Every few days, I get a little time to work on this WWII German Torn E.b receiver.  Been fixing the damage done by someone trying to re-tube it, but there are other, more interesting things in here.

 

First- This radio could never have functioned.

These solder joints are obviously original, but the primary power wiring, B+, B- and Filament are all hosed-up from the power connector to the power switch and from there to the receiver circuits.

 

I replaced the missing tube socket, repaired the filament circuits, then replaced a couple of bad resistors fried by having B+ between them and ground.

Tested the B+/B- buss for shorts/leakage.
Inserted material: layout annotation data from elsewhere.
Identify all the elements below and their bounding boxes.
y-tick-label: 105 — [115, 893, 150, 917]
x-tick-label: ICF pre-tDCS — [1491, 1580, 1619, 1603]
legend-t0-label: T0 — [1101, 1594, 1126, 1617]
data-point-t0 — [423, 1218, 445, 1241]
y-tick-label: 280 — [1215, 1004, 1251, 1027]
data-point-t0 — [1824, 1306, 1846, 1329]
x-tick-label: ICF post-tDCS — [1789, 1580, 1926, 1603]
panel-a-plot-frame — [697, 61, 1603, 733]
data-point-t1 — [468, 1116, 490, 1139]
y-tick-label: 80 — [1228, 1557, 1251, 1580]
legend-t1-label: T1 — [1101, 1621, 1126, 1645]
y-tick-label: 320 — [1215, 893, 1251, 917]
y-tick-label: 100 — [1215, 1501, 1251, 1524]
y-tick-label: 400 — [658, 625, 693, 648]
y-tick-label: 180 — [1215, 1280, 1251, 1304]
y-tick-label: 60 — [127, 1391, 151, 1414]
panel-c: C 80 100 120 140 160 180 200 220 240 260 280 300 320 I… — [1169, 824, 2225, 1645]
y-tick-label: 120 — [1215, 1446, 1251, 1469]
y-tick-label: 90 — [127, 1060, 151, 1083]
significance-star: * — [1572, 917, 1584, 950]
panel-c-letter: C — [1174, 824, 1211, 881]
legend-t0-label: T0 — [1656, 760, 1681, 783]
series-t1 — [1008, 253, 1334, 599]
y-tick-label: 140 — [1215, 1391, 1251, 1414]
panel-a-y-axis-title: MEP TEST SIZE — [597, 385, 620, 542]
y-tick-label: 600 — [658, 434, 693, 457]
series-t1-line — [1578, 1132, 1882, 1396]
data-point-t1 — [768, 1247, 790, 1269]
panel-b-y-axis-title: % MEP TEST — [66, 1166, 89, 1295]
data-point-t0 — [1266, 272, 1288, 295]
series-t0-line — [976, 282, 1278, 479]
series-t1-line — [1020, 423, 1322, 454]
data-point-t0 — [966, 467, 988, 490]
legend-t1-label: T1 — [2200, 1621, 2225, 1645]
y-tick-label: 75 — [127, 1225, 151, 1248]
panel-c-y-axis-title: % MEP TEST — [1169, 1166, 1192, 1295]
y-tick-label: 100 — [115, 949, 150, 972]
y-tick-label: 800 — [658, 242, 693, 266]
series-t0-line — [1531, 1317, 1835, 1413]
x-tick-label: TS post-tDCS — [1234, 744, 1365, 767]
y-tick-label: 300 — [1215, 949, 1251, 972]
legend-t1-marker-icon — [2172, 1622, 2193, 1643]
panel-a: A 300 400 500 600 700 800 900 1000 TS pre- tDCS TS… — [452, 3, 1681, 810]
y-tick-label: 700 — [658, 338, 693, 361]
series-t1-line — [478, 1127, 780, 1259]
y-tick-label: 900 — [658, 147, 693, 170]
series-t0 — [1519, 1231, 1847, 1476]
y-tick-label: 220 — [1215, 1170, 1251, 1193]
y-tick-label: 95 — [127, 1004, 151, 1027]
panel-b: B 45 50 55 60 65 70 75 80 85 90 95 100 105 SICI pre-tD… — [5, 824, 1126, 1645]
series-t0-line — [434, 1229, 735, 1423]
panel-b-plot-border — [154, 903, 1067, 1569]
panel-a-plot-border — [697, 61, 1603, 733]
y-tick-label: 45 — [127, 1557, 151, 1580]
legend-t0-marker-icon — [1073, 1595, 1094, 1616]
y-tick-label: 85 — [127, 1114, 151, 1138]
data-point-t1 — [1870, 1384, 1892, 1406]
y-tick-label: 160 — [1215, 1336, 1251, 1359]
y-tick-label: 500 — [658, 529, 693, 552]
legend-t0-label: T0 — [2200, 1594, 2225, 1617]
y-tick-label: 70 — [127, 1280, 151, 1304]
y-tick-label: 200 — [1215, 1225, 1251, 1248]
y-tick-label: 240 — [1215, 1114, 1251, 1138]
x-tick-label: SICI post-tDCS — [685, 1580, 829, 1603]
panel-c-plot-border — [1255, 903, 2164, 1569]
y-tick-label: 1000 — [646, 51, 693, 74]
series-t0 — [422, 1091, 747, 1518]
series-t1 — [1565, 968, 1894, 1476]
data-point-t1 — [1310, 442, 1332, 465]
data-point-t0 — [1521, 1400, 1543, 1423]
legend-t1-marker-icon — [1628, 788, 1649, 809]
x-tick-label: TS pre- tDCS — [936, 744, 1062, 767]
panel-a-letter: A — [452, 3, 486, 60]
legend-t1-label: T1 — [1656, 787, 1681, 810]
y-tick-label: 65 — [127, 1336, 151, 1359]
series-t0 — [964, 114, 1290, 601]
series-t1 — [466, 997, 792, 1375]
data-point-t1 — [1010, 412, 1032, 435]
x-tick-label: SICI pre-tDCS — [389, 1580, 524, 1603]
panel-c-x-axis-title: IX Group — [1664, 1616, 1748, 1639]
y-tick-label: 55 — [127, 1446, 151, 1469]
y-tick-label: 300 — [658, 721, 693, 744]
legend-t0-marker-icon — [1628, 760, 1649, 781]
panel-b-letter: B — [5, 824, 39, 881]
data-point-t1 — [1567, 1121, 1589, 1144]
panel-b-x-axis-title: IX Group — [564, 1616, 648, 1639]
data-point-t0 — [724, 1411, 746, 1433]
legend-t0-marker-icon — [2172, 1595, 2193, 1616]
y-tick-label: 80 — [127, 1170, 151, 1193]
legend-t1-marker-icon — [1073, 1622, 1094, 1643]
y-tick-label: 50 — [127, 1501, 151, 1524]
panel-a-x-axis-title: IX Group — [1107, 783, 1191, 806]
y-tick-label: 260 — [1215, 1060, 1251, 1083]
It looked OK so bypassed the bad wiring and connected voltage to the busses for a first test.

Filament circuit looked OK except the audio tube's filament was at 2.2V when the RF tubes were at 1.8V That's going to be a Hi-Z ground somewhere.

Brought the B+ up slow and, touching the plate of the 2nd RF tube produced a satisfying racket.

However, no such response from the 1st RF.  Got to measuring and I had no plate or screen voltage there.

 

On inspection, I found something odd- both the plate and screen connections at the tube socket were carefully placed and with "molded" solder to look like good connections, but once the wires were moved aside, neither connection had actually been made.

I should have take photos.

 

I wonder if it was just sloppy workmanship and rubber-stamp inspection (not like the Germans in 1943) or if some poor forced-labor person did this intentionally.  Guess we'll never know.

 

Not the first piece of gear I've found

"inop out of the box." RBB refurbished in San Fran with some of the band switches put back 180 degrees off, a ZM-11 bridge with wires crossed, etc.

 

Have you seen factory/depot defects in your mil gear?